Bis ins 19. Jahrhundert hinein hatte Natur ja noch vielerorts als menschenfeindliches Gelände gegolten, dass es zu bezähmen und besiegen gilt. Goethe lässt Faust auf seinem Weg zur vermeintlichen Glückseligkeit sogar gegen die Gezeiten kämpfen. Unter dem Einfluss von Jean-Jacques Rousseau setzte sich dann aber die Einsicht durch, dass nicht nur der Mensch der Natur etwas mitzuteilen hat, sondern mehr noch die Natur dem Menschen. Und dies vielleicht nirgends so eindrücklich wie am Bodensee, wo unerreichbare Höhen und unergründliche Tiefe in so unmittelbarer Nachbarschaft liegen.

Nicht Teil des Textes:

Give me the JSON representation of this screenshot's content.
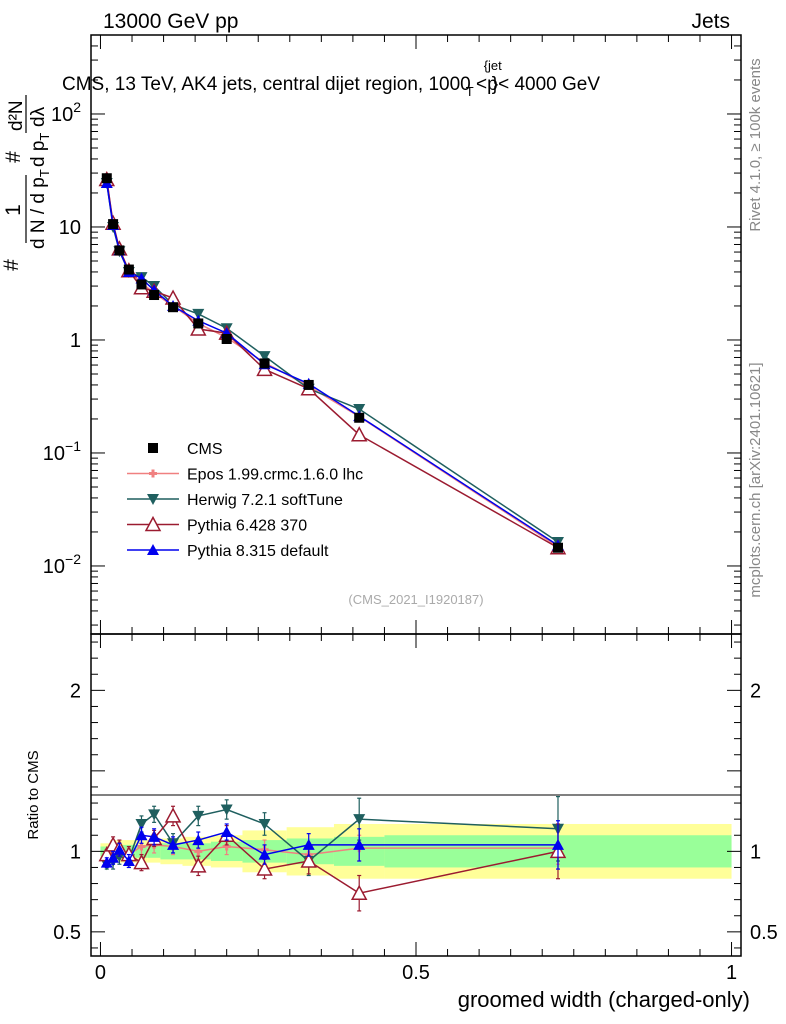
{
  "header": {
    "left": "13000 GeV pp",
    "right": "Jets"
  },
  "plot_title": "CMS, 13 TeV, AK4 jets, central dijet region, 1000 <p",
  "plot_title_sup": "{jet",
  "plot_title_sub": "T",
  "plot_title_end": "}< 4000 GeV",
  "side_text": {
    "rivet": "Rivet 4.1.0, ≥ 100k events",
    "mcplots": "mcplots.cern.ch [arXiv:2401.10621]"
  },
  "analysis_id": "(CMS_2021_I1920187)",
  "ylabel_main": {
    "lead": "#",
    "one": "1",
    "dn": "d N / d p",
    "dn_sub": "T",
    "hash": "#",
    "dp": "d p",
    "dp_sub": "T",
    "d2n": "d²N",
    "dlam": "dλ"
  },
  "ylabel_ratio": "Ratio to CMS",
  "xlabel": "groomed width (charged-only)",
  "colors": {
    "cms": "#000000",
    "epos": "#f08080",
    "herwig": "#1f5f5f",
    "pythia6": "#9b1b30",
    "pythia8": "#0000ee",
    "band_inner": "#99ff99",
    "band_outer": "#ffff99"
  },
  "chart_data": {
    "type": "scatter",
    "x": [
      0.01,
      0.02,
      0.03,
      0.045,
      0.065,
      0.085,
      0.115,
      0.155,
      0.2,
      0.26,
      0.33,
      0.41,
      0.725
    ],
    "x_bins": [
      [
        0,
        0.015
      ],
      [
        0.015,
        0.025
      ],
      [
        0.025,
        0.035
      ],
      [
        0.035,
        0.055
      ],
      [
        0.055,
        0.075
      ],
      [
        0.075,
        0.095
      ],
      [
        0.095,
        0.13
      ],
      [
        0.13,
        0.175
      ],
      [
        0.175,
        0.225
      ],
      [
        0.225,
        0.295
      ],
      [
        0.295,
        0.37
      ],
      [
        0.37,
        0.45
      ],
      [
        0.45,
        1.0
      ]
    ],
    "xlim": [
      -0.015,
      1.015
    ],
    "xticks": [
      0,
      0.5,
      1
    ],
    "xtick_labels": [
      "0",
      "0.5",
      "1"
    ],
    "main": {
      "yscale": "log",
      "ylim": [
        0.0025,
        500
      ],
      "ytick_labels": [
        {
          "v": 0.01,
          "base": "10",
          "exp": "−2"
        },
        {
          "v": 0.1,
          "base": "10",
          "exp": "−1"
        },
        {
          "v": 1,
          "base": "1",
          "exp": ""
        },
        {
          "v": 10,
          "base": "10",
          "exp": ""
        },
        {
          "v": 100,
          "base": "10",
          "exp": "2"
        }
      ]
    },
    "ratio": {
      "ylim": [
        0.35,
        2.35
      ],
      "yticks": [
        0.5,
        1,
        2
      ],
      "ytick_labels": [
        "0.5",
        "1",
        "2"
      ],
      "band_inner": [
        0.03,
        0.04,
        0.04,
        0.04,
        0.04,
        0.04,
        0.05,
        0.05,
        0.06,
        0.07,
        0.08,
        0.09,
        0.1
      ],
      "band_outer": [
        0.05,
        0.07,
        0.07,
        0.07,
        0.07,
        0.07,
        0.08,
        0.09,
        0.1,
        0.13,
        0.15,
        0.17,
        0.17
      ]
    },
    "series": [
      {
        "name": "CMS",
        "style": "cms",
        "values": [
          27,
          10.6,
          6.2,
          4.2,
          3.1,
          2.5,
          1.95,
          1.4,
          1.02,
          0.62,
          0.4,
          0.205,
          0.0145
        ],
        "ratio": [
          1,
          1,
          1,
          1,
          1,
          1,
          1,
          1,
          1,
          1,
          1,
          1,
          1
        ],
        "ratio_err": [
          0,
          0,
          0,
          0,
          0,
          0,
          0,
          0,
          0,
          0,
          0,
          0,
          0
        ]
      },
      {
        "name": "Epos 1.99.crmc.1.6.0 lhc",
        "style": "epos",
        "values": [
          26.5,
          10.5,
          6.3,
          4.1,
          3.2,
          2.6,
          2.0,
          1.4,
          1.05,
          0.63,
          0.39,
          0.21,
          0.0148
        ],
        "ratio": [
          0.98,
          0.99,
          1.01,
          0.98,
          1.03,
          1.04,
          1.03,
          1.0,
          1.03,
          1.01,
          0.98,
          1.02,
          1.02
        ],
        "ratio_err": [
          0.03,
          0.04,
          0.04,
          0.04,
          0.05,
          0.05,
          0.05,
          0.05,
          0.05,
          0.06,
          0.07,
          0.08,
          0.1
        ]
      },
      {
        "name": "Herwig 7.2.1 softTune",
        "style": "herwig",
        "values": [
          24.5,
          10.0,
          6.1,
          4.0,
          3.6,
          3.0,
          2.05,
          1.7,
          1.27,
          0.72,
          0.37,
          0.245,
          0.0163
        ],
        "ratio": [
          0.92,
          0.94,
          0.97,
          0.95,
          1.17,
          1.23,
          1.05,
          1.22,
          1.26,
          1.17,
          0.94,
          1.2,
          1.14
        ],
        "ratio_err": [
          0.03,
          0.05,
          0.05,
          0.05,
          0.05,
          0.05,
          0.06,
          0.06,
          0.06,
          0.07,
          0.09,
          0.13,
          0.2
        ]
      },
      {
        "name": "Pythia 6.428 370",
        "style": "pythia6",
        "values": [
          26.3,
          10.8,
          6.4,
          4.1,
          2.9,
          2.7,
          2.35,
          1.25,
          1.15,
          0.55,
          0.37,
          0.145,
          0.0145
        ],
        "ratio": [
          0.98,
          1.04,
          1.02,
          0.98,
          0.93,
          1.08,
          1.22,
          0.91,
          1.1,
          0.89,
          0.94,
          0.74,
          1.0
        ],
        "ratio_err": [
          0.03,
          0.05,
          0.05,
          0.05,
          0.05,
          0.05,
          0.06,
          0.06,
          0.06,
          0.06,
          0.08,
          0.11,
          0.17
        ]
      },
      {
        "name": "Pythia 8.315 default",
        "style": "pythia8",
        "values": [
          24.5,
          10.4,
          6.2,
          4.0,
          3.5,
          2.75,
          2.0,
          1.48,
          1.15,
          0.61,
          0.41,
          0.212,
          0.0152
        ],
        "ratio": [
          0.93,
          0.96,
          1.01,
          0.94,
          1.1,
          1.09,
          1.04,
          1.07,
          1.12,
          0.98,
          1.04,
          1.04,
          1.04
        ],
        "ratio_err": [
          0.03,
          0.04,
          0.04,
          0.04,
          0.05,
          0.05,
          0.05,
          0.05,
          0.05,
          0.06,
          0.07,
          0.1,
          0.15
        ]
      }
    ]
  }
}
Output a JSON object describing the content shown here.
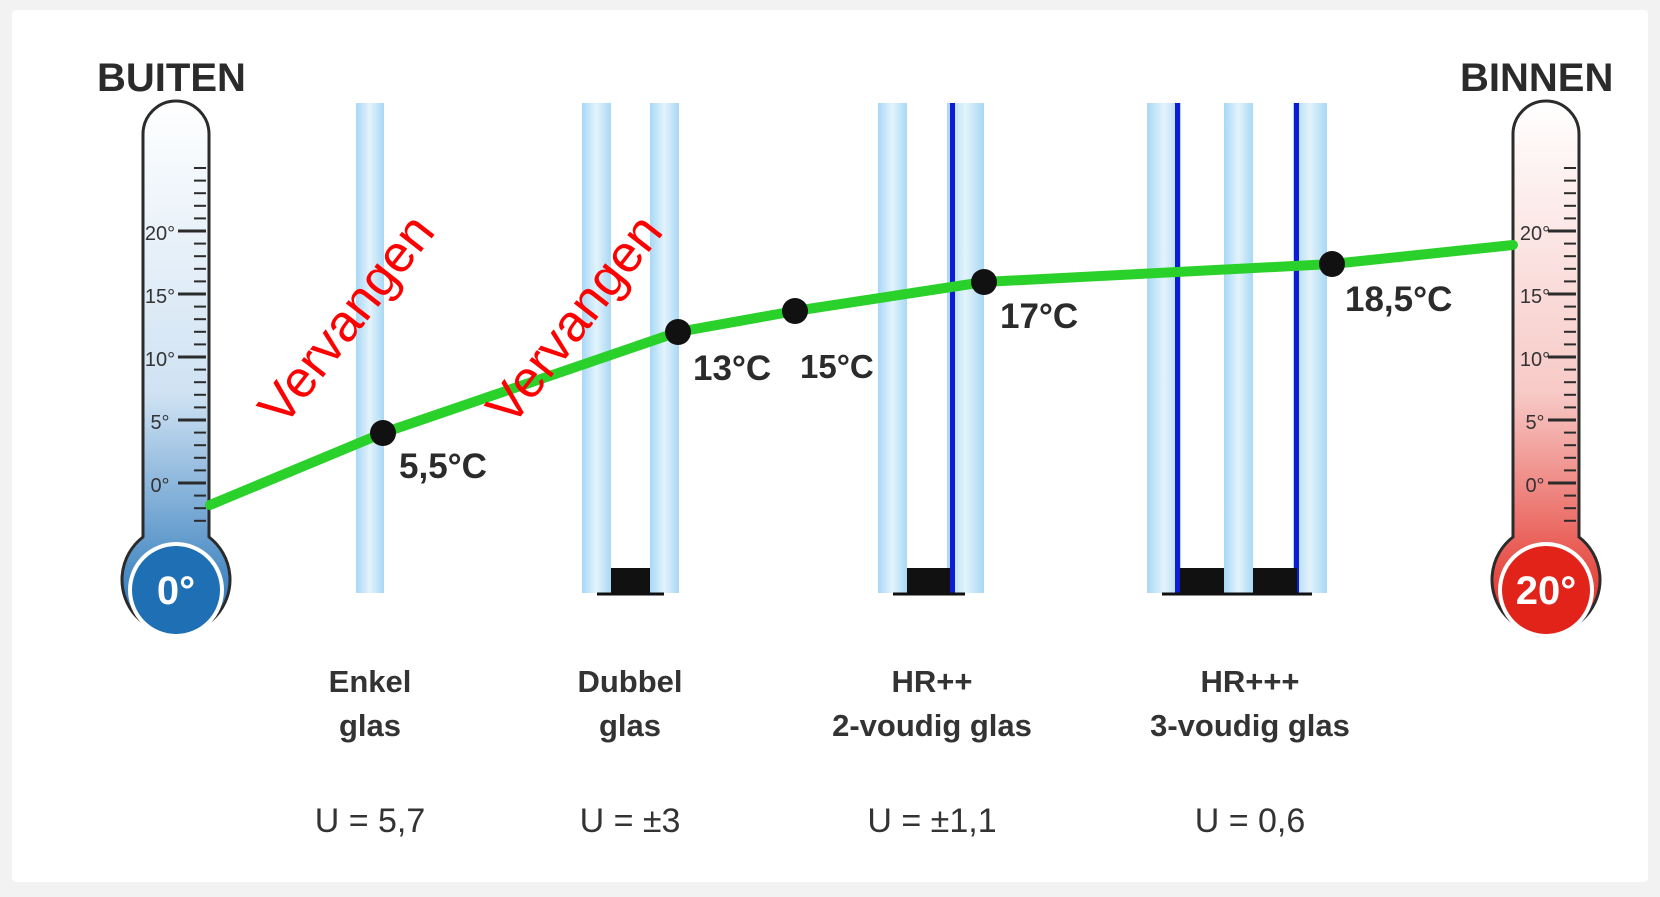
{
  "headers": {
    "outside": "BUITEN",
    "inside": "BINNEN"
  },
  "thermometers": {
    "outside": {
      "reading": "0°",
      "color": "#1f6fb5",
      "ticks": [
        "20°",
        "15°",
        "10°",
        "5°",
        "0°"
      ]
    },
    "inside": {
      "reading": "20°",
      "color": "#e2231a",
      "ticks": [
        "20°",
        "15°",
        "10°",
        "5°",
        "0°"
      ]
    }
  },
  "glass_types": [
    {
      "line1": "Enkel",
      "line2": "glas",
      "u_value": "U = 5,7"
    },
    {
      "line1": "Dubbel",
      "line2": "glas",
      "u_value": "U = ±3"
    },
    {
      "line1": "HR++",
      "line2": "2-voudig glas",
      "u_value": "U = ±1,1"
    },
    {
      "line1": "HR+++",
      "line2": "3-voudig glas",
      "u_value": "U = 0,6"
    }
  ],
  "temperature_points": [
    "5,5°C",
    "13°C",
    "15°C",
    "17°C",
    "18,5°C"
  ],
  "annotations": [
    "Vervangen",
    "Vervangen"
  ],
  "colors": {
    "curve": "#2bd12b",
    "coating": "#0b1bd6",
    "glass": "#bfe3f7",
    "annotation": "#ff0000"
  }
}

Natur erhebt sich über den Menschen: ein Scherenschnitt, angefertigt von Annette von Droste-Hülshoff.
Natur erhebt sich über den Menschen: ein Scherenschnitt, angefertigt von Annette von Droste-Hülshoff. | Bild: Staatliche Schlösser und Gärten Baden-Württemberg

Künstlern, die im Impressionismus gerade das Malen unter freiem Himmel entdeckt hatten, erschien das vom See reflektierte Sonnenlicht als Botschafter einer anderen Wirklichkeit. Und Literaten, die über dasselbe Wasser – bloß in gefrorenem Zustand – ahnungslose Reiter schickten, fanden darin eine ideale Projektionsfläche für seelische Abgründe.

Stimmt dieses Narrativ? Oder fügt es sich in unser eingeübtes Raster von kulturhistorischen Epochen, Stilformen und Wechselbeziehungen womöglich allzu gut ein?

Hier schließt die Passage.